Como he dicho más arriba, o más abajo,
porque aquí en Facebook no se sabe, en El
mapa de tierra firme (¡que ya viene,
que ya viene!) he insertado una novelita que se titula El dado de marfil, en la que trato de la notable aventura que Juan
de la Cosa corrió en Portugal, a donde fuera por encargo de la reina.
Pero, ¿a
qué puñetas fue el santoñés al reino vecino? ¿Es que doña Isabel no tenía otros
espías? Parece que para el cometido encomendado no había nadie más capacitado
que Juan. Uno de los hombres de confianza del reino en Lisboa acababa de ser
asesinado; su cadáver apareció flotando en el Tajo, y Castilla se quedó sin
contacto con el agente doble que tenían infiltrado en la corte de la Casa de Avis:
Amérigo Vespuccio, todo un personaje también, una especie de Colón aunque con más
mundo que se las daba de ser el mejor navegante de todos los tiempos, cuando
había aprendido el arte de la mano de Juan de la Cosa, ya que su profesión era
la de director de sucursal al servicio de la banca florentina en Sevilla. Pues parece
que este cara dura había marchado a Portugal para ofrecerse al rey Manuel,
dicen que compinchado el italiano con
doña Isabel, para ver si le fletaban barcos con que descubrir el Paso a la
Especiería, del que tanto he hablado en este foro, ya saben el camino que abriría
la ruta hacia Catay y Cipango de una maldita vez, pues estaba claro que
aquellas tierras que se acababan de descubrir no eran las ansiadas del extremo
de Asia. Los vecinos estaban empeñados en buscar el paso por el sur, pero tenían
un pequeño problema, que a partir de aproximadamente la altitud en la que hoy
se encuentra Río, hasta el cabo de Hornos, eran aguas castellanas. A los de
Castilla no les importaba mucho que fuesen los portus quienes descubriesen el
paso, pues tenían las aguas bien registradas a su nombre y, si lo descubrían,
enviarían allí a toda su fuerza con la ley en la mano y se quedarían con el
pastel. El problema era que su hombre, el bueno de Amérigo, había hecho mutis;
en casi tres años no dijo esta boca es mía. No se sabía si había encontrado el
paso, ni si para ello había tenido que entrar en aguas jurisdiccionales
castellanas.
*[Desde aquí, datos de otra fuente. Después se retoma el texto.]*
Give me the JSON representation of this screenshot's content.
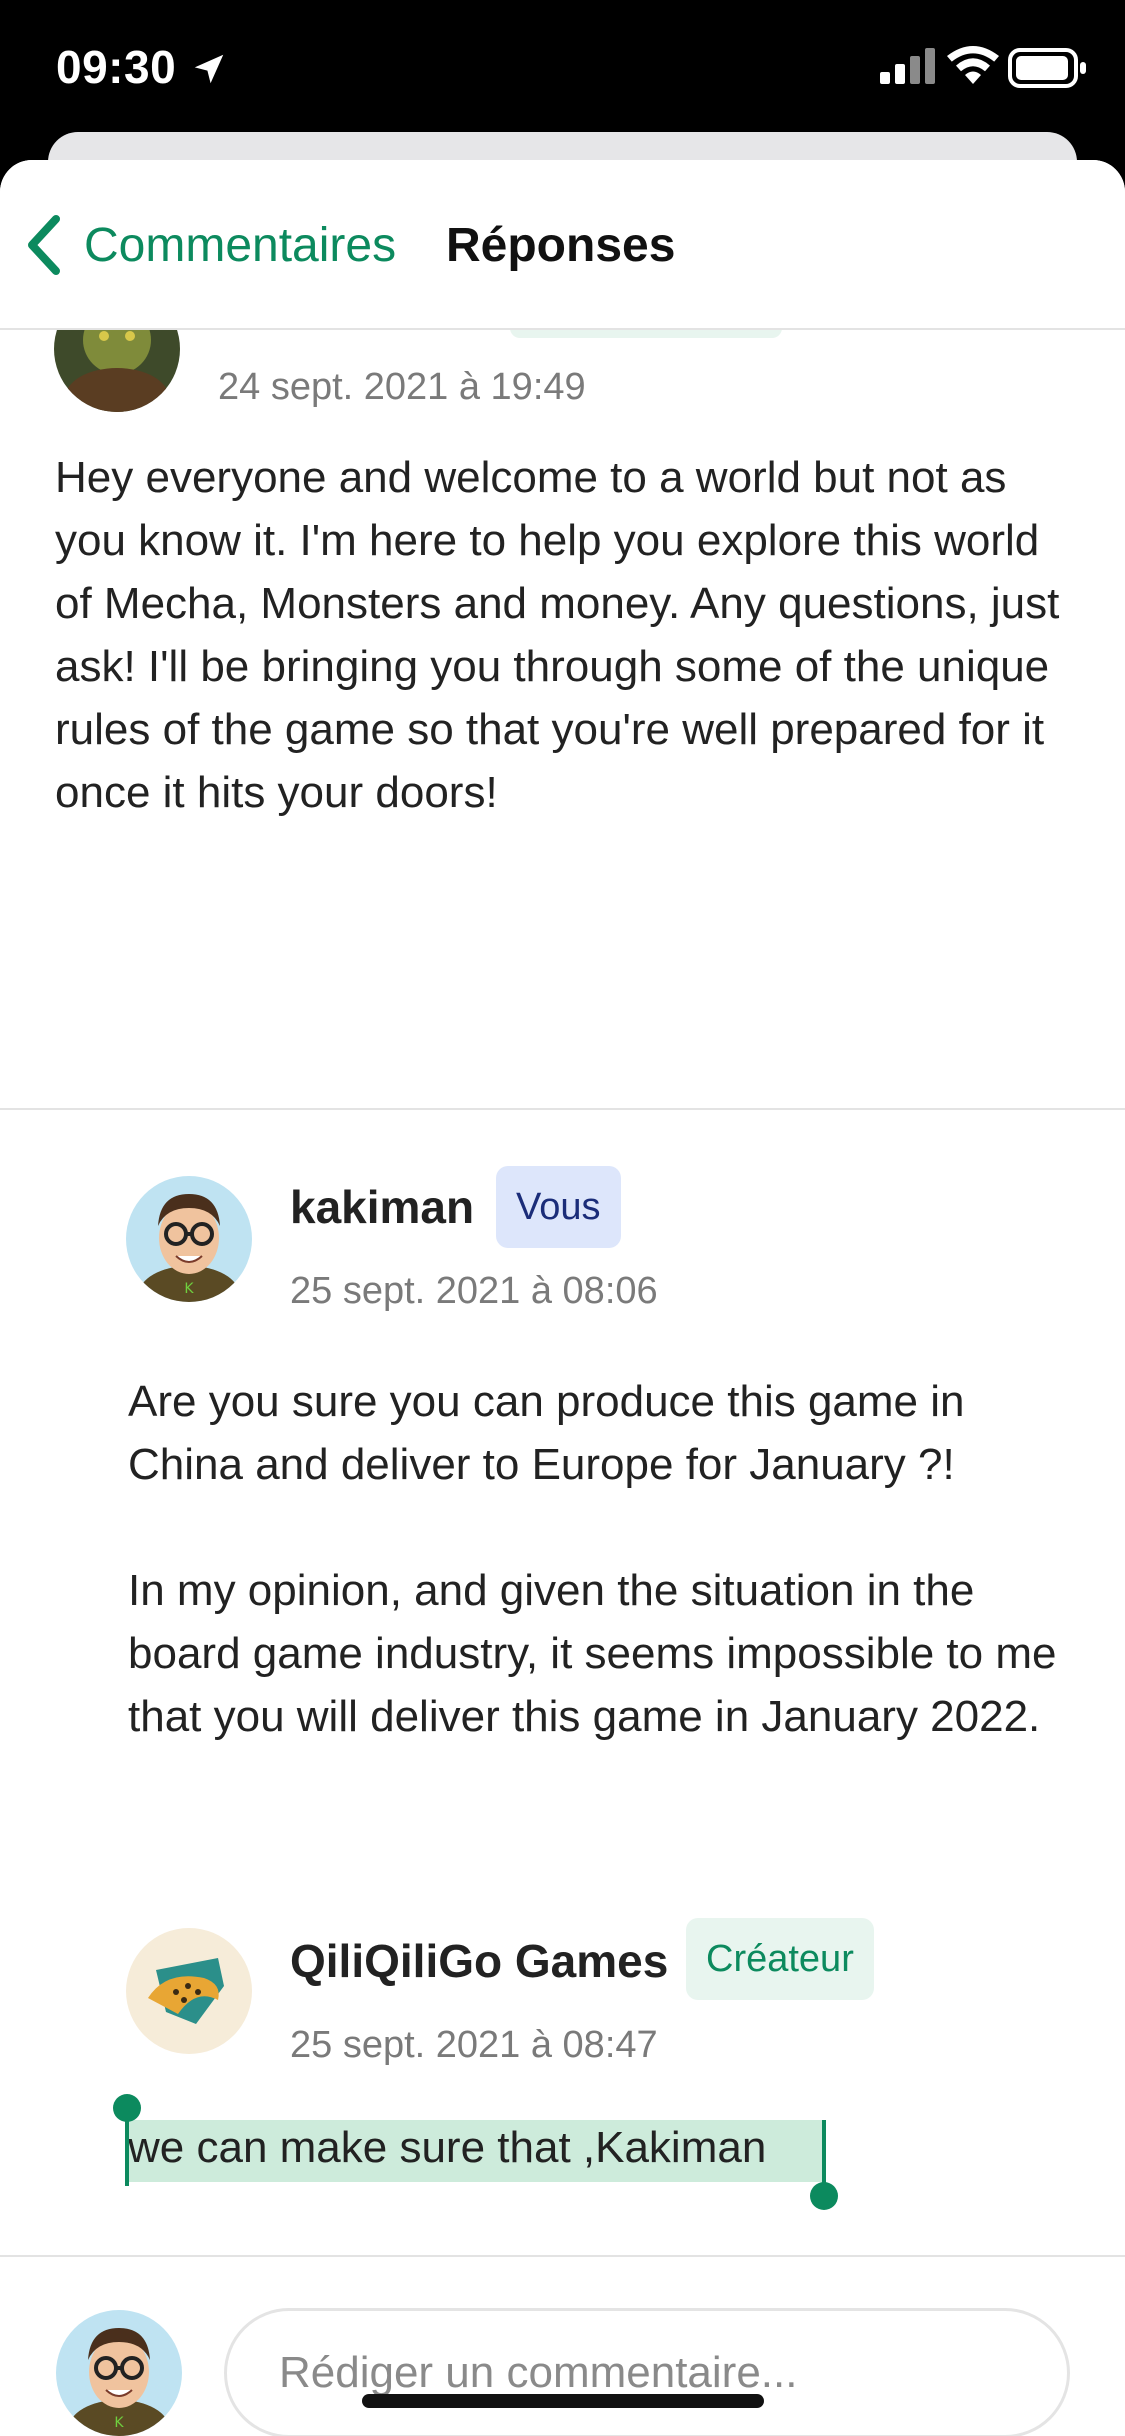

En fin, que se había roto el contacto, sobre todo tras la muerte
del espía encargado de seguirle los pasos al florentino. ¿Qué hacer? La reina
lo tuvo claro: enviar a su hombre de confianza, a Juan de la Cosa, quien, además,
era amigo de Vespuccio pues había navegado con él en la primera expedición con
Ojeda, esa de la que ya os he contado, en la que este hizo el pirata de lo
lindo. Bueno, pues de esto trata la novela, de todo lo que sucedió en aquella
aventura lisboeta de nuestro Cartógrafo, de la que bien pudo no haber salido
con vida. En la ficción son dos los que nos cuentan la historia: Lope, el
narrador, que participó en la aventura, y Pedro Jado, el jefe de la policía lusa,
original de Argoños, que nos da la versión portuguesa de tal gesta. ¿Dónde
ponen en común sus experiencias? En Argoños, en el palacio de Pedro, donde se
había refugiado este, perseguido por sus antiguos patronos, los reyes de
Portugal. ¿Morirá Pedro como consecuencia de su deseo de suicidarse a base de
comer sin parar? ¿Lo matarán los portugueses? ¿Sobrevivirá? ¿Y Lope?,
¿comprenderá por fin los misterios de aquel viaje que hacía casi veinte años
realizó con Juan de la Cosa? ¿Por qué el Cartógrafo ocultó información hasta a
los más íntimos? Todo eso y mucho más en El
dado de marfil, novela integrada en la tercera entrega de la trilogía sobre
Juan de la Cosa, El mapa perdido.
Pronto en sus pantallas, digo en sus librerías.